The vehicle belongs to the lien holder until the lending contract is paid in full or settled as agreed between the borrower and the lender. The DMV will not issue a clear title to a vehicle which has a lien attached. A vehicle is considered a secured debt therefore the SOL's is not a factor. The circumstances are such that it is highly likely a lawsuit will be filed as the lender would be able to recover a greater amount without the aggravation of a vehicle repossession and resale. When the lender can prove the borrower willfully avoided the repossession action additional damages can be awarded at the judge's discretion. In some states a borrower can be charged with a criminal misdemeanor for "hiding a vehicle" that is subject to repossession.
No, repossession is a civil action not a criminal one. You can be held financially responsible for the debt, though, regardless if the divorce petition states otherwise.
States establish repossession laws and the procedure will differ depending upon the state in which the vehicle is located. The one factor that is common in all US states to repossess a vehicle is that the person seeking the recovery has a legal right to do so. For example, the party who is owed the debt is shown as a lien holder on the title of the vehicle.
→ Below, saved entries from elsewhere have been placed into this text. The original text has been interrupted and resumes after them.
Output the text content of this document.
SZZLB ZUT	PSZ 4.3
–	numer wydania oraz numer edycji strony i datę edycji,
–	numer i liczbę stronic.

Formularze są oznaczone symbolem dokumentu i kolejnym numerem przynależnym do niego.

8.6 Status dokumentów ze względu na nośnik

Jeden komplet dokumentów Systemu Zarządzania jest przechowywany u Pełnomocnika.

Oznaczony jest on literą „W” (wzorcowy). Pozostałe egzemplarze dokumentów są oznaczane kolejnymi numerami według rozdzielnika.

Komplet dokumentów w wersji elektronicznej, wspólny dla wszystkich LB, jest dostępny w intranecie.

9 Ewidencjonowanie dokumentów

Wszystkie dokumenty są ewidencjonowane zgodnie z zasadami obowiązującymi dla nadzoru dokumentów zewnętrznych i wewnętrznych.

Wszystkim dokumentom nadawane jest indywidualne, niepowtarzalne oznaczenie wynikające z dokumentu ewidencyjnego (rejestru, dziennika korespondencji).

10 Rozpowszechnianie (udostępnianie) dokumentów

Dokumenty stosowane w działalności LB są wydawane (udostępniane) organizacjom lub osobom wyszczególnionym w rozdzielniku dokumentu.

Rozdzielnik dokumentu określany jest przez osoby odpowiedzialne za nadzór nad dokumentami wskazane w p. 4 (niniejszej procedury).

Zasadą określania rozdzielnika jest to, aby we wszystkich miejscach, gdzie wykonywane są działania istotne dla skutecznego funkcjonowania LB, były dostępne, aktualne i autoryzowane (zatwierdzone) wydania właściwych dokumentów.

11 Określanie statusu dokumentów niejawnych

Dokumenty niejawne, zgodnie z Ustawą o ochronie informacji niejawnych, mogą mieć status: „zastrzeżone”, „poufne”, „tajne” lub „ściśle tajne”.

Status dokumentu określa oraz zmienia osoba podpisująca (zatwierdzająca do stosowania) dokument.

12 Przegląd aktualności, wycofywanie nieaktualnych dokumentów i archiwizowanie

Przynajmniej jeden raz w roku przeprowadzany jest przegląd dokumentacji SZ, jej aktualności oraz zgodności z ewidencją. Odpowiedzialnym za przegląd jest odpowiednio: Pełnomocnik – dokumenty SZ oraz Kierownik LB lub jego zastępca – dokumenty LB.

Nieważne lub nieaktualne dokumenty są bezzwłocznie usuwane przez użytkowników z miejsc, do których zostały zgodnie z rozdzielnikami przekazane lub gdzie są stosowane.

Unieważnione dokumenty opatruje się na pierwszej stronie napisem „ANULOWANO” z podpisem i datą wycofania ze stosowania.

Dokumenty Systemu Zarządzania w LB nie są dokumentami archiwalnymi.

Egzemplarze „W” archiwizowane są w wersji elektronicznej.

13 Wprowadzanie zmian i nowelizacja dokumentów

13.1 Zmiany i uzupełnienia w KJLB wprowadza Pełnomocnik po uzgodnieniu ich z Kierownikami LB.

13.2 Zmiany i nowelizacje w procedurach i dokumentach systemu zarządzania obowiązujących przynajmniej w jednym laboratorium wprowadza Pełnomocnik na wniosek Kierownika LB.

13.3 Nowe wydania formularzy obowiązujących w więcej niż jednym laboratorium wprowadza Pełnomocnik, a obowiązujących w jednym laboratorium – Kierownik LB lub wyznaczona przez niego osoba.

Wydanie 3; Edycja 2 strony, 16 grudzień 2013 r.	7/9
I own a repo company in Washington state, so I'm not a expert in Georgia laws, however in most cases states consider repossession or self-help repossession to be a civil matter. Most likely your local PD would not take action against you. This is provided there is not a court order, forcing you to turn over your vehicle.
YES, states honor each others judgements. Same as suspending your DL cause you got a ticket in another state.
There are no such lists available to the public. The repossession agent is allowed to recover the vehicle at the original lender's request. In some states notice is required and/or a replevin order from the court.